Performance Analysis of Archive Data Management and Retrieval I: Dan Reed Extend the functionality of Pablo I/O analysis toolkit to analyze I/O performance when accessing data via archival systems supported by large Linux clusters. We will characterize performance at three levels, driven to the maximum extent possible by expected NARA access patterns and integration with the HDF5, D2K, and Emerge toolkits: –the time required to execute the high level archival commands; –the cost of performing the Linux level I/O operations; –the cost of storage and retrieval from physical storage devices. Add procedures to produce SDDF trace data from high-level archival operations. Develop new analysis tools to process this data Develop the requisite interfaces to extract data from the SDDF trace files in a form that can be used by the ARIMA time series modeling software described above. Then apply time series techniques to characterize the behavior of archival operations. We also propose to study the cost and power demands of different archival operations, comparing alternative implementations and analyzing patterns of basic operations that occur frequently throughout the use of the archive.

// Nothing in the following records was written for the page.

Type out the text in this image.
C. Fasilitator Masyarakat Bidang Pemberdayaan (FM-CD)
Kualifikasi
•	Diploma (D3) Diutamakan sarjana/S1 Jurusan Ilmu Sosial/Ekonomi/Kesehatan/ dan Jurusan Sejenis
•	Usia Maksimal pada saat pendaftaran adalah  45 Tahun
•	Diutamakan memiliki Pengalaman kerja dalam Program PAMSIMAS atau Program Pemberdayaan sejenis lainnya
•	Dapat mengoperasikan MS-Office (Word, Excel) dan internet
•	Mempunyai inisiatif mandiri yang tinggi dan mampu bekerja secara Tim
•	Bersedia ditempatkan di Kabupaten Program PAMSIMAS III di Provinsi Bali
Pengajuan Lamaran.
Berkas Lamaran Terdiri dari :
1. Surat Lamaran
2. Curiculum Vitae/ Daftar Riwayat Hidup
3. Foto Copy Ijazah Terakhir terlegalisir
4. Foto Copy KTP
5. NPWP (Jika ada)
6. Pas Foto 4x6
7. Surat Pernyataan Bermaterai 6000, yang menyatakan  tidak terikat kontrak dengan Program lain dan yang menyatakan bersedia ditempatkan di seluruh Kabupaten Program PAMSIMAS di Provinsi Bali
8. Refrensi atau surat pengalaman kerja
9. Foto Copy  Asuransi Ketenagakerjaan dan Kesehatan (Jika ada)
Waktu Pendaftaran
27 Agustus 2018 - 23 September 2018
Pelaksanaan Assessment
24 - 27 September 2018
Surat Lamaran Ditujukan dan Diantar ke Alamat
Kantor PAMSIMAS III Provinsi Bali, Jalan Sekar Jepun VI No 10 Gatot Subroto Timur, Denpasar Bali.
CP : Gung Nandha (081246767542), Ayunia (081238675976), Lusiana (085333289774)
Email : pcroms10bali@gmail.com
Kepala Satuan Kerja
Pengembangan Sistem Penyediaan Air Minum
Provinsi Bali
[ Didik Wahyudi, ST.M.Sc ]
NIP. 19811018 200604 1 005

Time Series Characterization of Archival I/O Behavior PI: Nancy Tran This project plans to work closely with the Pablo team to model and characterize I/O behaviors using the Pablo group’s SDDF instrumented data. Interested in the cost (a fraction of the total execution time) of HDF5 major I/O function calls in applications run on Linux clusters. Leveraging their online time series modeling framework (TsModeler), they plan to analyze HDF5 cost time series, automatically built by SDDF. Will correlate costs with I/O behaviors, compare different function costs, and identify the most impeding performance bottlenecks. Also will develop graphical tools to enable viewing of I/O function cost patterns and their evolutions.